How the Fragmentum fits into the textual transmission of the Annales laureshamenses (Collins 2005, 59, fig. 4).

The Fragmentum (annalium) chesnii or chesnianum, sometimes called the Annales Laureshamenses antiquiores, is a brief set of Reichsannalen describing the history of Francia during the years 768 to 790. It is named after André Duchesne (Andreas Chesneus), who first edited and published it in his book Historiae Francorum scriptores (1:21–23) in 1636. It has been re-edited by Georg Heinrich Pertz for the Monumenta Germaniae Historica, Scriptores I, 30–34 (Hanover: 1826).[1]

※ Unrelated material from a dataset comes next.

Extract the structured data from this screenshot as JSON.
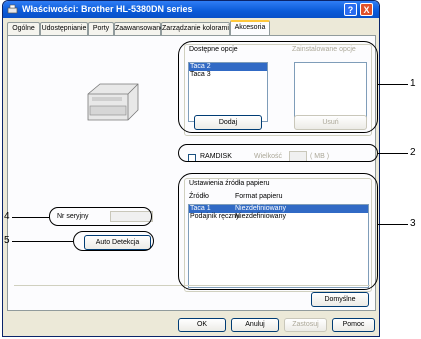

For the years up to 785, the Fragmentum is textually almost identical with the Annales laureshamenses (AL) and the Annales mosellani (AM). With a manuscript of the former (from Sankt-Paul) it shares an identical entry for the first half of the year 786. This indicates the existence of a stem text from which all three sets of annals derive (the "Lorsch Annals of 785") and the existence of a brief continuation of this text that was not used by the compiler of the AM but which bequeathed a short entry for 786 to both the Fragmentum and the AL, which diverge completely after that. The major divergence of the texts before the year 786 is in the mention of events related to the Abbey of Lorsch, which were probably found in the exemplar (the "Lorsch Annals of 785") and retained in the AL, but have all been excised from the Fragmentum (which was probably not compiled at Lorsch).[2] The Fragmentum is generally briefer than the AL.

The Fragmentum is found between the Chronicle of Fredegar and a section of the Annales regni francorum (years 791–806) in a late ninth- or tenth-century manuscript from Reims, now in the Bibliotheca Apostolica Vaticana (MS Reg. Lat. 213, fols. 149–51). In the manuscript there is no division between the Fragmentum and the Annales regni francorum, which picks up where the former leaves off. It has been hypothesised that the multiplication of distinct annalistic traditions in the 780s was sponsored by Charlemagne as part of a wider programme of cultural/educational renewal. This would explain the divergence of the Fragmentum and the AL in 786. Likewise the abrupt end of various annals in the 790s may be explained by the centralisation of the historiography in the "authorised" Annales regni francorum around that time (or by 807/8 at the latest).

Notes

  1. Published alongside the Annales laureshamenses in the same volume, pp. 19–39.
  2. Most references to Lorsch have also been omitted from the AM.

References

  • Roger Collins (2005), "Charlemagne's Imperial Coronation and the Annals of Lorsch," Charlemagne: Empire and Society, ed. Joanna Story (Manchester: Manchester University Press), 56–59 and notes.
  • Rosamond McKitterick (2004), History and Memory in the Carolingian World (Cambridge: Cambridge University Press), 108.